EU Civil Protection and Humanitarian Aid via Flickr

As COVID-19 vaccine distribution begins, many people are asking how likely it is that the vaccines will protect them from coronavirus infection. The Pfizer/BioNTech COVID-19 vaccine is being described as “95 percent effective,” and the Moderna vaccine is reported to be “94-95 percent effective." In order to fully interpret these figures, it is first important to understand the difference between a vaccine’s “effectiveness” versus “efficacy.” Anthony Fauci, the most famous and respected infectious disease specialist in the US, describes it in this way: “efficacy is the result of a trial under controlled conditions; effectiveness is how the vaccine impacts the population that you ultimately want to impact. So we have a highly, highly efficacious, vaccines, plural. How effective they will be on society will be determined by a number of factors including how many people decide they want to get vaccinated.” At this stage, it is more accurate to describe the vaccines as “95 percent efficacious.”

The difference in terminology often goes unrecognized, but it is more than semantics.
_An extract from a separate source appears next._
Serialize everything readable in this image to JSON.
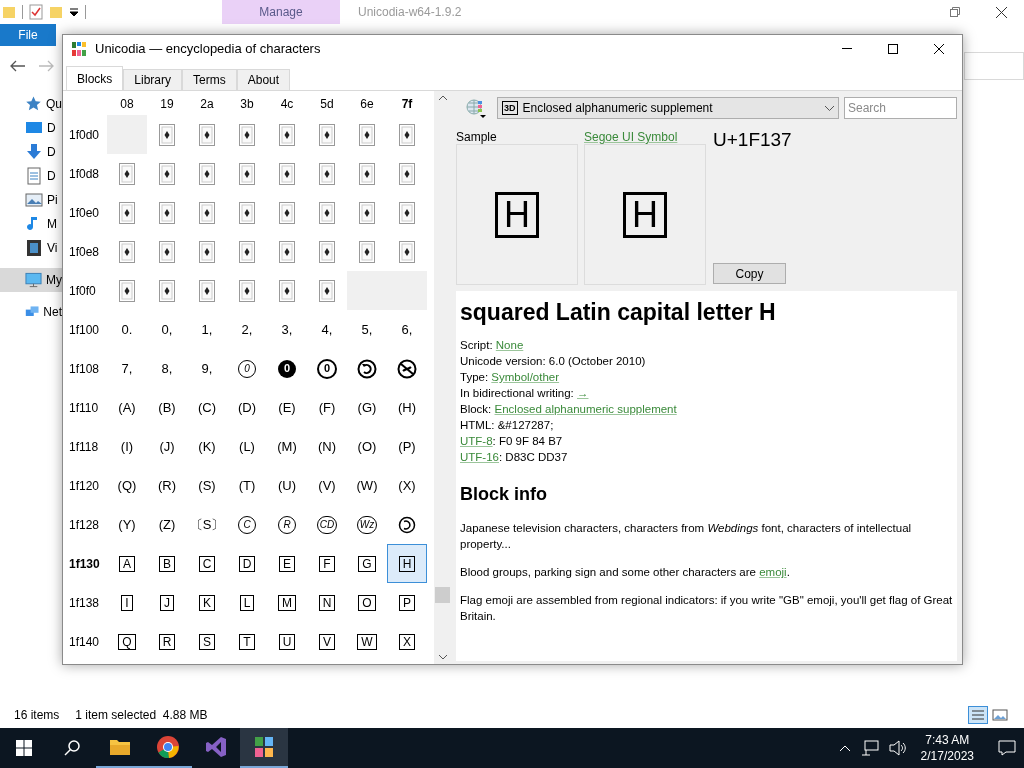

Differentiating trial results from real-world clinical outcomes serves as an important reminder that there are many potential unknown variables that can impact the outcome of a vaccination plan. “There are several steps that must occur for an efficacious intervention to be effective in clinical practice; therefore, an efficacy trial can often overestimate an intervention's effect when implemented in clinical practice,” said one review. 

In order for a vaccine to be effective at the population level, human behavior, health policy, and medical systems must come together to ensure that individuals actually get the vaccine, including all required doses, that the vaccine is distributed widely and to diverse populations, and that economic and social barriers do not prevent people from receiving it. There are also unknowns related to populations that were not tested in clinical trials; for the Pfizer vaccine, this includes younger adolescents, children, and pregnant people.

The clinical trial results for the Pfizer vaccine published in the New England Journal of Medicine explain that 43,548 participants (people at least 16 years of age in multiple countries) were randomized to receive either the vaccine or placebo.  The vaccine showed similar efficacy results across subgroups defined by “age, sex, race, ethnicity, baseline body-mass index, and the presence of coexisting conditions.” 

The efficacy varied depending on whether the full two doses were given, since some individuals contracted COVID-19 in the period between doses, indicating a vaccine efficacy of 52 percent during this interval. FDA guidelines from June said that the efficacy estimate for a placebo-controlled trial should be at least 50 percent. In comparison, a result of 95 percent efficacious after both doses is very promising and a much better result than many researchers had expected.